REE Automotive Ltd. announced that it has entered into a Securities Purchase Agreement with with certain investors to issue and sell 10% convertible promissory notes in the principal amount of $8,000,000 and warrants to purchase up to an aggregate of 1,571,710 of the Registrant?s Class A ordinary shares on November 27, 2023. The securities described herein have not been registered under the Securities Act of 1933, as amended, and may not be sold in the United States absent registration or an applicable exemption from the registration requirements. The Registrant has agreed to file a registration statement with the Securities and Exchange Commission to register the resale of the ordinary shares issuable upon conversion of the notes and the ordinary shares underlying the warrants within thirty business days of the closing.

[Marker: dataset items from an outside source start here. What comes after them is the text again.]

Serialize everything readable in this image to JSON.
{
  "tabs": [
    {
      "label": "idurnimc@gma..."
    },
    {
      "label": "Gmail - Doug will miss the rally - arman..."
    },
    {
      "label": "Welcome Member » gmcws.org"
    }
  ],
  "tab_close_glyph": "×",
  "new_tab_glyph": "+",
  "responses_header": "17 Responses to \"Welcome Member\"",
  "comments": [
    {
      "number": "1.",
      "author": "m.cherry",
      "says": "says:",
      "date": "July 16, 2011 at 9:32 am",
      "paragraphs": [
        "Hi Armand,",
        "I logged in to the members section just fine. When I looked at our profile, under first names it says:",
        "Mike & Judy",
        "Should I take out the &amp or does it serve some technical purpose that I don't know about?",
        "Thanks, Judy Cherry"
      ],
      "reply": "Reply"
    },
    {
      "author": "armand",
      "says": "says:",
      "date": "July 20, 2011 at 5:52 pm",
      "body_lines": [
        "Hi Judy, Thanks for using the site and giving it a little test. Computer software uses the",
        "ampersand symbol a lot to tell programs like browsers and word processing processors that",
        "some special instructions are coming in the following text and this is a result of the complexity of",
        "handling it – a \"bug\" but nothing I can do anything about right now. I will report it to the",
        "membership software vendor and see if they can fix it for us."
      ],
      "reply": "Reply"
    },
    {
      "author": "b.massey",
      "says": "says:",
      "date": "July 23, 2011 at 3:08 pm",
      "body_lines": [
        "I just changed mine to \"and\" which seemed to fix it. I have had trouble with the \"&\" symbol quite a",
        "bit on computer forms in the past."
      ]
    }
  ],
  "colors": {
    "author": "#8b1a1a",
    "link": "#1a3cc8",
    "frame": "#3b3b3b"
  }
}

The notes will have a term of five years and bears 10% interest and are convertible into ordinary shares at a conversion price of $5.09 per share. The investor desires to purchase the note and the warrant on the terms and conditions set forth in this agreement pursuant to an exemption from the registration requirements of Section 5 of the Securities Act contained in Section 4(a)(2) thereof and/or Regulation D thereunder. The conversion price of the notes is subject to customary adjustments, and the notes contain customary anti-dilution protections in the event of certain equity issuances by the Registrant at a price less than the conversion price then in effect.

The warrants will be immediately exercisable at an exercise price of $4.42 per ordinary share and will have a term of five years from the date of issuance.